Generative Adversarial Networks with Fast Fourier Convolutions is a tool for image generation via deep neural networks. It applies the ideas of Fast Fourier Convolutions, as presented by Lu Chi et al. (2020), to replace the usual convolution layers. It was implemented with PyTorch and uses the DCGAN architecture as a starting point.
Many related works focus on the task of image classification, image inpainting, and image segmentation. This application highlights the effect of fourier convolutions on the task of image generation - a domain which is still under-explored for the application of this method.
The implementation allows the use of four datasets from Torchvision, manely MNIST, CIFAR-10, CelebA, and Omniglot.
The MNIST database of handwritten digits and has a training set of 60,000 example with 10 classes. The CIFAR-10 dataset consists of 60000 32x32 colour images in 10 classes, with 50000 training images. CelebA is a large-scale face attributes dataset with more than 200K celebrity images. Omniglot contains 1623 different handwritten characters from 50 different alphabets.
conda create --name ffc-gan python=3
conda activate ffc-gan
git clone https://github.com/phbgomes22/FastFourierConvolution.git
cd FastFourierConvolution
pip install -r requirements.txt
You can train the model using the script
python train.py
Below, the list of possible arguments for the script. To get the full list of possible parameters, you can call the --help flag when calling the script.
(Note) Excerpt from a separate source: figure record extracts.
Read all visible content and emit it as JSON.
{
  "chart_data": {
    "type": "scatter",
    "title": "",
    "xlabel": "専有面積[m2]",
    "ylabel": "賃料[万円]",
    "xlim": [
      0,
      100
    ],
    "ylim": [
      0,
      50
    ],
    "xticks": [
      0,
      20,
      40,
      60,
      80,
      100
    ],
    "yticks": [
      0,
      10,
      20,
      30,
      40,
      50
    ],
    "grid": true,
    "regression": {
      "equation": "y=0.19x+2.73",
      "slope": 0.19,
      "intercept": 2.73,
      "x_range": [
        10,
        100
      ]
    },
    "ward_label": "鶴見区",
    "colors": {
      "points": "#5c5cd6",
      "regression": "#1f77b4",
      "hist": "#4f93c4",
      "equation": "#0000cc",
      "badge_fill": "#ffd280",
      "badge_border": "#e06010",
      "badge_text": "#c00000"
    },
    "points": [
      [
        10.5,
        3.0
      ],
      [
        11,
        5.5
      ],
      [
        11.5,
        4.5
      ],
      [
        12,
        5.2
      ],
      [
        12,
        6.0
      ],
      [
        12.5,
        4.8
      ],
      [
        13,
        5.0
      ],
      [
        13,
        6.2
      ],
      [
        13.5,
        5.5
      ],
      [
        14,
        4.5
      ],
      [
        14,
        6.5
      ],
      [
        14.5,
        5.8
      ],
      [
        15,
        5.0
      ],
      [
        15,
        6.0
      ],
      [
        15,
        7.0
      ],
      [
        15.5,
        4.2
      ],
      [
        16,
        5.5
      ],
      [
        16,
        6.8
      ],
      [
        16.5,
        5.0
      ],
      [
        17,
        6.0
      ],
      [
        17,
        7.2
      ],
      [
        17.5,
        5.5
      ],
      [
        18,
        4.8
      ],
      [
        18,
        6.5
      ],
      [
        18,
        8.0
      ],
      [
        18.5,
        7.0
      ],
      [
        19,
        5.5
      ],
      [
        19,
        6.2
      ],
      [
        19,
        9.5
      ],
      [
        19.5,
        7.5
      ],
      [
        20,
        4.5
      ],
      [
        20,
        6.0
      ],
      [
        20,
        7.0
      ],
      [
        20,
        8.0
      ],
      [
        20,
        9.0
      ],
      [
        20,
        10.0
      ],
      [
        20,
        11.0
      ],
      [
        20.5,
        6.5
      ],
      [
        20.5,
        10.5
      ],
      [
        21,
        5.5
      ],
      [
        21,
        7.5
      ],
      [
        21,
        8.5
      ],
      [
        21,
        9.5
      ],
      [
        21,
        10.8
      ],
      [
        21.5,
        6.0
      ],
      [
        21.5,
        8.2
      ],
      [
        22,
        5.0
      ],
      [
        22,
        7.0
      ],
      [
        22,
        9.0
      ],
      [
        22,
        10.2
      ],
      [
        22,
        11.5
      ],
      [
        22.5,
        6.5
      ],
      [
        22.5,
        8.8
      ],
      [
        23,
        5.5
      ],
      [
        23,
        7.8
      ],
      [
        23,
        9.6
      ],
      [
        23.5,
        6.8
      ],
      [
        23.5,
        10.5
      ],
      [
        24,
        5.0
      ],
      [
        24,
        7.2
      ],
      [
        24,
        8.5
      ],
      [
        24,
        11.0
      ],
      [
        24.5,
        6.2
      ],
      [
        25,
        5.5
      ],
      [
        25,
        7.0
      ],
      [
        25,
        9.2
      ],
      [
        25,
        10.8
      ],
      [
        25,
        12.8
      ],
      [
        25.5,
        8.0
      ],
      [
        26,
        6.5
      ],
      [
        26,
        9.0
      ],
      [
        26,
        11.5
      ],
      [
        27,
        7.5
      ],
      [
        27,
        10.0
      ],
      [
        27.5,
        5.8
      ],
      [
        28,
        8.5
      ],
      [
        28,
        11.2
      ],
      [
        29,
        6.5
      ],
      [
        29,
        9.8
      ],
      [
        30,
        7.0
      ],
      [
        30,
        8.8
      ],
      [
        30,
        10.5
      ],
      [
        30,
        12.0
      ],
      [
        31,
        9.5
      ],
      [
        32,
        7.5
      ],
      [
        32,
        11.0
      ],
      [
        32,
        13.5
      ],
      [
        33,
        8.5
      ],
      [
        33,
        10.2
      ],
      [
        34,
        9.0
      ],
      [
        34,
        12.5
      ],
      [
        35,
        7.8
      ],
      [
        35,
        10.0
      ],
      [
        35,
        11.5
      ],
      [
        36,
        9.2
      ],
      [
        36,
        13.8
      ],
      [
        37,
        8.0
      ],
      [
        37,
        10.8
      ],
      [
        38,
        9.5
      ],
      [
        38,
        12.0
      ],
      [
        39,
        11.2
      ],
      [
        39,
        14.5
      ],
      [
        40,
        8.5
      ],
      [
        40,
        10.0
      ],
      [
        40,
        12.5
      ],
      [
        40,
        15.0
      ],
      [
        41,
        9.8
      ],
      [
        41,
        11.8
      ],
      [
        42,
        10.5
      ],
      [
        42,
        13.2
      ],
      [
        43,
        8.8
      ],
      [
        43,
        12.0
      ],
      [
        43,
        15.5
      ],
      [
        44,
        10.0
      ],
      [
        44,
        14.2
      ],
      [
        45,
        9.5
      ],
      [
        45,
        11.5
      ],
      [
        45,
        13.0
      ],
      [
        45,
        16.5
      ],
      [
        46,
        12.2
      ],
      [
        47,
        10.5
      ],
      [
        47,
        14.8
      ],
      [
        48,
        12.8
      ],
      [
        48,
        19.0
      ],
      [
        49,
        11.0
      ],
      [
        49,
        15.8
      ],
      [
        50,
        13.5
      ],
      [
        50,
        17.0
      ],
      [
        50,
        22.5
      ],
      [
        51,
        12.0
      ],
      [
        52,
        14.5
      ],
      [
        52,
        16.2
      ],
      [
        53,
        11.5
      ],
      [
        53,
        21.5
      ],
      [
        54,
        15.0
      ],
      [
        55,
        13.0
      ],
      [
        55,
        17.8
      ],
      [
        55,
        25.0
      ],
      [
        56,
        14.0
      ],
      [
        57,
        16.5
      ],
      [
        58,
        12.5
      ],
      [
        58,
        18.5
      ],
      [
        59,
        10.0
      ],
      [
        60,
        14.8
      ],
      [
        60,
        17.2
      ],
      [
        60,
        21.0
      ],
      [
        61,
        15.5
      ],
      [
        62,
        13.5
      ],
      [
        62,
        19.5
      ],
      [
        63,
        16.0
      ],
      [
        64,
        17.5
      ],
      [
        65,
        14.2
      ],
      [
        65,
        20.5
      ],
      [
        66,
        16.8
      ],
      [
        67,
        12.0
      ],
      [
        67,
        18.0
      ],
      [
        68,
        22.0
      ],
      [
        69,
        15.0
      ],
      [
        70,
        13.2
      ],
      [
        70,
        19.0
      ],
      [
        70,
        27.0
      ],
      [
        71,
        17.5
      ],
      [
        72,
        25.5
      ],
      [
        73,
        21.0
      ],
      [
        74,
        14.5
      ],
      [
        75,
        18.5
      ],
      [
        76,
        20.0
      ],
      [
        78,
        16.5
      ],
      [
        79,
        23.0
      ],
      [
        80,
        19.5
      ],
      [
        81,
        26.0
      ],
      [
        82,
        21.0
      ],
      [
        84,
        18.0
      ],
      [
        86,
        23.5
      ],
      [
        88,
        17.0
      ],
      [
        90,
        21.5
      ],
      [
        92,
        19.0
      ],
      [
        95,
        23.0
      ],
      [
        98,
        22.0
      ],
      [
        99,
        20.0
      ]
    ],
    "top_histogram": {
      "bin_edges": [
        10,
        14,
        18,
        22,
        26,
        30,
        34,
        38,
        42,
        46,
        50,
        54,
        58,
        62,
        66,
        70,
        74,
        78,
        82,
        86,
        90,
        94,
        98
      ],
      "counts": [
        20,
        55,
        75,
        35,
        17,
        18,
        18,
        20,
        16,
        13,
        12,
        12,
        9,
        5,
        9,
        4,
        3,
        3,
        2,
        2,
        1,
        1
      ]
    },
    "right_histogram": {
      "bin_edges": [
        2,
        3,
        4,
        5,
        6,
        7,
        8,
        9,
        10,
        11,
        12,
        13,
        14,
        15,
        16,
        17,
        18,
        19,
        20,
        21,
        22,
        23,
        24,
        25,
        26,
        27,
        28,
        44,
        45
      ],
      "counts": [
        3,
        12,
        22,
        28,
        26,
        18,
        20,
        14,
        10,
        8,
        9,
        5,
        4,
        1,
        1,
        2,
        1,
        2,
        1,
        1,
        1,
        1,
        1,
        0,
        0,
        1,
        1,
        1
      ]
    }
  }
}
| Flag | Description | Values |
|---|---|---|
| -g / --generator | Choose the type of generator you want the model to use | ffc / vanilla |
| --dataset | Choose the dataset you will use - leave it empty for local dataset with default folder in ../data/ |
MNIST / CIFAR10 / CelebA / OMNIGLOT |
| --data_path | The path of the training data. Only need to specify it if --dataset is not used |
The path of the local dataset |
| --debug | Choose if running with debug prints or not | - |
| --color | Choose the color scheme for the images to be generating | grayscale / colorized |
| -o / --output | The path to the output to store the trained models. Default is ../output/ |
The path of the output |
| -e / --epochs | Number of iterations for the training. Default is 400. | Any positive integer value |
| -b / --batch_size | ize of the batch size for the training. Default is 128. | Any positive integer value |
Note
The Dataloader expects a dataset with the format {dir_name}/{class_names}/{images}. Make sure that the dataset specified in --data_path follows this format of directory organization.
An example for training the FFC-DCGAN for the MNIST dataset with 600 epochs and a batch size of 256 is
python train.py -g ffc --dataset MNIST -e 600 -b 256
After training a model, you can generate images by loading the weights of the trained model with the script
python test.py
Below, the list of possible arguments for the script. To get the full list of possible parameters, you can call the --help flag when calling the script.
| Flag | Description | Values |
|---|---|---|
| --model_path | The path to the pre-trained model weights. | |
| -n / --number | Number of samples that the generator will create. Default is set to 1000. |
Any positive integer value |
| -o / --output | The path for the generated samples output. Default is ../generated_samples/ |
|
| -g / --generator | The type of generatator you used for the training of the model | ffc / vanilla |
An example for generating 10.000 images for a trained ffc model from epoch 100 in an folder ../output/ is
python test.py -g ffc --model_path ../output/generator100_0 -n 10000
Results for the CelebA, Omniglot, and MNIST datasets
- Chi, Lu, Borui Jiang, and Yadong Mu. "Fast fourier convolution." Advances in Neural Information Processing Systems 33 (2020): 4479-4488.
- Fast Fourier Convolution implementation on Github, authored by Chi, Lu and Jiang, Borui and Mu, Yadong.
- Radford, Alec, Luke Metz, and Soumith Chintala. "Unsupervised representation learning with deep convolutional generative adversarial networks." arXiv preprint arXiv:1511.06434 (2015).